Long-Term Adaptation Planning at COP27
The 27th annual UN Climate Change Conference is being held in Sharm El-Sheikh (Egypt). The largest annual meeting of the year brings together key actors in search of greater climate ambition. For Latin America and the Caribbean, it is an opportunity to strengthen and align development goals with climate objectives and translate them into carbon-free and climate-resilient economies.
It was at COP27 that eight LAC countries gained recommendations along with country representatives who are a partner of two AFD’s programs (2050 Facility and AdaptAction). The former tried to progressively include adaptation in LTS that was usually focused on mitigation. The latter strove to experiment with some LTAP methodologies, such as Dynamic Adaptive Policy Pathways in Africa, particularly for integrated coastal zone management in Senegal.
As developing countries continue to enhance their knowledge and science-based approaches to develop climate-resilient policies and investments, it is essential to support them and facilitate knowledge and experience sharing in different regions so as to strengthen their capacities as they develop their NDCs, LTSs, or NAPs and not just to check in the box but ensuring that the documents are country-owned and transversally shared for all sectors to have strategies aligned to the country’s climate commitments.
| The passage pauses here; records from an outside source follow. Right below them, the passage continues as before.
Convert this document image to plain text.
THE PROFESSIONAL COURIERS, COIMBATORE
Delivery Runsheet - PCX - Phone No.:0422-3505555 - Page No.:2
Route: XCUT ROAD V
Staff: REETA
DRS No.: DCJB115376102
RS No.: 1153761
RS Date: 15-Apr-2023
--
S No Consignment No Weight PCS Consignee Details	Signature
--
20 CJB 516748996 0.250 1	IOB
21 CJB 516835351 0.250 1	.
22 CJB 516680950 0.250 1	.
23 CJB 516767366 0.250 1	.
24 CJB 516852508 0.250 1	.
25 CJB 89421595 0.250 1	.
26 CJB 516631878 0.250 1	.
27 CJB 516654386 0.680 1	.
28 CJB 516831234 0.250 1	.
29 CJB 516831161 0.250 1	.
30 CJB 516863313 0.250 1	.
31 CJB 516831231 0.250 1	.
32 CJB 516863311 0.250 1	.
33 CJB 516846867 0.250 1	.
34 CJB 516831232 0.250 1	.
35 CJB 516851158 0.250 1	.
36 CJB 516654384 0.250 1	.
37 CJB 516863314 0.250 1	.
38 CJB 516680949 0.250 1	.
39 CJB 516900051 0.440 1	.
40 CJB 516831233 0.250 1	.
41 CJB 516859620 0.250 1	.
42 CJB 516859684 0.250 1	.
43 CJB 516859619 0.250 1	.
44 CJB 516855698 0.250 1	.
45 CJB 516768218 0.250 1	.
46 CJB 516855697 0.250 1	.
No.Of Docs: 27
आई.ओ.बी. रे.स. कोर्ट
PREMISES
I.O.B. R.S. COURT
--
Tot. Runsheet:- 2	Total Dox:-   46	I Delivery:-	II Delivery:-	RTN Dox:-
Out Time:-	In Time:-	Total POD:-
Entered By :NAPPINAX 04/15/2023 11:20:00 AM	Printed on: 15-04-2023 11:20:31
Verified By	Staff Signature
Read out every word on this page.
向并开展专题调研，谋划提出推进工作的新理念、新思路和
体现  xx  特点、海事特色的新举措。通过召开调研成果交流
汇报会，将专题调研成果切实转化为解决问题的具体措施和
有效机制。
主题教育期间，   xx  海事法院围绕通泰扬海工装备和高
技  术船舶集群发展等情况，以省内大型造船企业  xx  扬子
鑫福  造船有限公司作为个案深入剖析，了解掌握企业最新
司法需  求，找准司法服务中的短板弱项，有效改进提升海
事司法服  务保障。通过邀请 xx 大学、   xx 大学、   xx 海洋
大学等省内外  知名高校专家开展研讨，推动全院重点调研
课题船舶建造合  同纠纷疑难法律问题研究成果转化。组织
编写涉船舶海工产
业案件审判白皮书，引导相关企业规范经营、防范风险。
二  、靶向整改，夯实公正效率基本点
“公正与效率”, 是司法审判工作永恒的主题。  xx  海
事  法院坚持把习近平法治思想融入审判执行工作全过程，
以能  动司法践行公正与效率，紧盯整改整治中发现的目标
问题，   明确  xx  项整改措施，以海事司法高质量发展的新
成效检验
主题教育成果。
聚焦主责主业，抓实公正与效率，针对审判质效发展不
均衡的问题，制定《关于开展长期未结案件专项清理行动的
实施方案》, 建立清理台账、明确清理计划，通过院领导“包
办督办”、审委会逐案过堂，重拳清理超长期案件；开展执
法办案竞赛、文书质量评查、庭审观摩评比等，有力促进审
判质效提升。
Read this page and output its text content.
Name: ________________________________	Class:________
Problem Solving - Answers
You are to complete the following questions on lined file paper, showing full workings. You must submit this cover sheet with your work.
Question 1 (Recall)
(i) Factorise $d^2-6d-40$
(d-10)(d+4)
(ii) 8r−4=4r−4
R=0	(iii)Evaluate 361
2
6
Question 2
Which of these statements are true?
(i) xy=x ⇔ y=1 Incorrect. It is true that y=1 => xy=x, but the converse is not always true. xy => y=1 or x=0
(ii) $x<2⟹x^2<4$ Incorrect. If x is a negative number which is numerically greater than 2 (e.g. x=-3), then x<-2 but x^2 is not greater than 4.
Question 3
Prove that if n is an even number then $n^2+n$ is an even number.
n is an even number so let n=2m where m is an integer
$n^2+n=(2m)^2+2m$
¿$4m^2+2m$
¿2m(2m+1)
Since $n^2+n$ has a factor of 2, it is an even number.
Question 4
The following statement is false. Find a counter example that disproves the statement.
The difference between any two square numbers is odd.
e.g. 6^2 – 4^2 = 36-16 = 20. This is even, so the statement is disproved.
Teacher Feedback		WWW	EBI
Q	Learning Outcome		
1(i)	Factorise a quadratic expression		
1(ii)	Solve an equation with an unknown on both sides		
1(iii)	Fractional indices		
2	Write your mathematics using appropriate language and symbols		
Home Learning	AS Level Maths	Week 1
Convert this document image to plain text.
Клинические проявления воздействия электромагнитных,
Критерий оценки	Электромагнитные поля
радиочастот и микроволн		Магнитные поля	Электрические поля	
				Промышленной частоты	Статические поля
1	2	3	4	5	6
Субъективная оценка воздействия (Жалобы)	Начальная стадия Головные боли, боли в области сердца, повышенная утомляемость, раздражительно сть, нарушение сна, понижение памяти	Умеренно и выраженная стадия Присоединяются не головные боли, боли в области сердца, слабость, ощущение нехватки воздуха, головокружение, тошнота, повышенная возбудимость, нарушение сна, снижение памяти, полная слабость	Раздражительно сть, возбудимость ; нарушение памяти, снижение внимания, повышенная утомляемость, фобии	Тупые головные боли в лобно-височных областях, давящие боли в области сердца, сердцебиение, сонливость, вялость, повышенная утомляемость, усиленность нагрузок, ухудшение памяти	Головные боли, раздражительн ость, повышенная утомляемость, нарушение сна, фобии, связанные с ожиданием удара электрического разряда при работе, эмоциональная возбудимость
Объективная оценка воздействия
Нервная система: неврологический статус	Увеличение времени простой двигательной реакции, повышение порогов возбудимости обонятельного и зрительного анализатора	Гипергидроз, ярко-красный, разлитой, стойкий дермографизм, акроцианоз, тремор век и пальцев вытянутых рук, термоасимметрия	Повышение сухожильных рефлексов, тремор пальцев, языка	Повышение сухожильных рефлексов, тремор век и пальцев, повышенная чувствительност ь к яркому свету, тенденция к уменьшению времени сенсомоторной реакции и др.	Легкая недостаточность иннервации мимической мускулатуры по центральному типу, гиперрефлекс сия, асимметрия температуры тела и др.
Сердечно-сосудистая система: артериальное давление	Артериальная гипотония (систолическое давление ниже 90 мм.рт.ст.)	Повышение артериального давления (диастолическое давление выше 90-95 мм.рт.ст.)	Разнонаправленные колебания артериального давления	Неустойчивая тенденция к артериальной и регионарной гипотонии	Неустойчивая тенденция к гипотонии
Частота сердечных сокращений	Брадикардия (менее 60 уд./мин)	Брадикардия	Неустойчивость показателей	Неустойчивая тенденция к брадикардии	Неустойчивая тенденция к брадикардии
Long-term plans must incorporate adaptation policies to ensure the sustainability and viability of national development priorities, programs, goals, and investment strategies. Building long-term resilience to present and future climate change impacts, and the socioeconomic and ecological effects that accompany them, requires long-term adaptation planning and flexible options to avoid maladaption. The resilience built today is one step closer to ensuring tomorrow’s adaptation.